The fact is, there is a whole load of ways and methods of automated trading that you never did or considered. And you don't need a team of people to do it. So your generalisations about automated trading are always going to get a reaction.
(For what it's worth, I don't think disc trading is fatally flawed, but I think it's very hard to say whether you are good at it, or just lucky, because it's very hard to calculate your performance against expectation. I asked twice on this forum for a disc trader to say how they tested their system, and how they have any sort of expectancy for their system. Complete silence. Hey, here's a flippant observation: The percentage of disc traders who have been successful for the last three years is probably the same as the percentage of traders you would statistically expect to be profitable for three years through luck alone.)
That's nearly akin to saying..."The number of lottery winners over the past few years have been unusually lucky."
For every George Soros, there's literally hundreds of thousands of Hedge Fund managers, retail traders and outright amateurs who either don't even beat the general market index return or lose money.
I have no point. I see your point. I think that it's more valid than most think, but it's not universally true. If one ever gets an inside look at how finance works, one will quickly see the power of "discretionary" thought...
But that does not prove that Soros is not talented...
That is my point - to not talk about universal truths (and is why my observation was flippant). The number of great discretionary traders tells us little about the merits of auto trading, esp given that auto trading is more of a recent thing.
I've seen how finance works. Indeed discretionary can be powerful. I've also seen it screw up loads of times. I've seen the profit bottom line be the most important measure of 'performance' until it all blows up and people realise risk-return wasn't so clever.

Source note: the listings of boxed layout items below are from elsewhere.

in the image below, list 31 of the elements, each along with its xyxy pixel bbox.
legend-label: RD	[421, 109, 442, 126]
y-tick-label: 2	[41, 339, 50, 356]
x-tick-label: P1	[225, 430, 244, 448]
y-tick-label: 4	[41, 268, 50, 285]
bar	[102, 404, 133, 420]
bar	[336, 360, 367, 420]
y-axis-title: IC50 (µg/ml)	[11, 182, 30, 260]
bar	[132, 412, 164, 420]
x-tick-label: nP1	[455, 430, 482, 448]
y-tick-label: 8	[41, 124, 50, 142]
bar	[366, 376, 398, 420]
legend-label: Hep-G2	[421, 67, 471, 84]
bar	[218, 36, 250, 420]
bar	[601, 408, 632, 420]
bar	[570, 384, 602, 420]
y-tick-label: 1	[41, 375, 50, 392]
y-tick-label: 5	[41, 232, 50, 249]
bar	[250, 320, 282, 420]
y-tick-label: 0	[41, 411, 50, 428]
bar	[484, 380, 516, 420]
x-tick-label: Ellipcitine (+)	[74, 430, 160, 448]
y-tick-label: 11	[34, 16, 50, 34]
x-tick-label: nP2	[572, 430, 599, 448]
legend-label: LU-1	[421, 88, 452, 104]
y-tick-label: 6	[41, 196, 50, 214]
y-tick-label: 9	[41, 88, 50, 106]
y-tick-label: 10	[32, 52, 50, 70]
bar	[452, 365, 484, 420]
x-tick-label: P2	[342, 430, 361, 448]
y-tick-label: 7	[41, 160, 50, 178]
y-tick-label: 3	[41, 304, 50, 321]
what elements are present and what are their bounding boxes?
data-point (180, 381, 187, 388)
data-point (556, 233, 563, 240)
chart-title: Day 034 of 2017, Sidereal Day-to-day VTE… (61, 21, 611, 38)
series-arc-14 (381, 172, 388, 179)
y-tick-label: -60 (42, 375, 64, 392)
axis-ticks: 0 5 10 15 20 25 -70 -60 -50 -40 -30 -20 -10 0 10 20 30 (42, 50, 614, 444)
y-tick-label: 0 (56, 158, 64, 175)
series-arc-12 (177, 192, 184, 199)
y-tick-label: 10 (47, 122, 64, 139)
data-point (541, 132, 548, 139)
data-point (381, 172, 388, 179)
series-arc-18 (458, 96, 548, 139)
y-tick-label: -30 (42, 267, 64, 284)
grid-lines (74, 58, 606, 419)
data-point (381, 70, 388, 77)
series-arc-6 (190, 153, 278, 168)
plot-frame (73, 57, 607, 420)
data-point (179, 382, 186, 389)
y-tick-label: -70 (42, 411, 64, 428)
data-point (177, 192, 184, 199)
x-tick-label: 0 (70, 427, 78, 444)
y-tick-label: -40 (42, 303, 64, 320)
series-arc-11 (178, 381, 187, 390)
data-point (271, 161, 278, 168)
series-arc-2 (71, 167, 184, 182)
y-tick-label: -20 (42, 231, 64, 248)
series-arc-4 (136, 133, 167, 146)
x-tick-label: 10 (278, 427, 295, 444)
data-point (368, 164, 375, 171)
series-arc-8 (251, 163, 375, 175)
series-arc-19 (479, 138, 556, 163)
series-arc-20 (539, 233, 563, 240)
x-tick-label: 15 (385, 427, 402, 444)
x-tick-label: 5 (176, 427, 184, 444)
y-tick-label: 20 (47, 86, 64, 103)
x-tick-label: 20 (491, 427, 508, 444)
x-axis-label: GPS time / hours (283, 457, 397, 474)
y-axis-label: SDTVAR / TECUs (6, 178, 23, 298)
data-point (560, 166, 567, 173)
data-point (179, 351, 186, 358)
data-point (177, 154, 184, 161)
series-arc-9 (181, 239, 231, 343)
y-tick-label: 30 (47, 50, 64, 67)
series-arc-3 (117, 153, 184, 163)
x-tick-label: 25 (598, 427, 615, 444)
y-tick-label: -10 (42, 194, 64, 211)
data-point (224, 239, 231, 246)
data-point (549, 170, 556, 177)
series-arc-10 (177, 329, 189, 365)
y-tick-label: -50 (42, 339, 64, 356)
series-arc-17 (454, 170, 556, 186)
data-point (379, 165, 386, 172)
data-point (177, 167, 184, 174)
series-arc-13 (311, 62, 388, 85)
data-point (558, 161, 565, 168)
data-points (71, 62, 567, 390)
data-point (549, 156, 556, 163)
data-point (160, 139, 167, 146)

The bottom line for me is that people can have all the opinions they like about the merits, and I'll respect those opinions, but when the disc crowd start telling the automated crowd how useless their work is it gets really annoying. Especially, given the irony that the automated crowd are much better positioned to evaluate their performance in a statistically rigorous way.
OMG! Play the chartgame for 2 hours, then go trade the CL. That is outright delusional. People, this is the person you are debating with. 6 months from now, he will blow up his account, and won't even be on this forum anymore. It is a pointless and futile dialogue.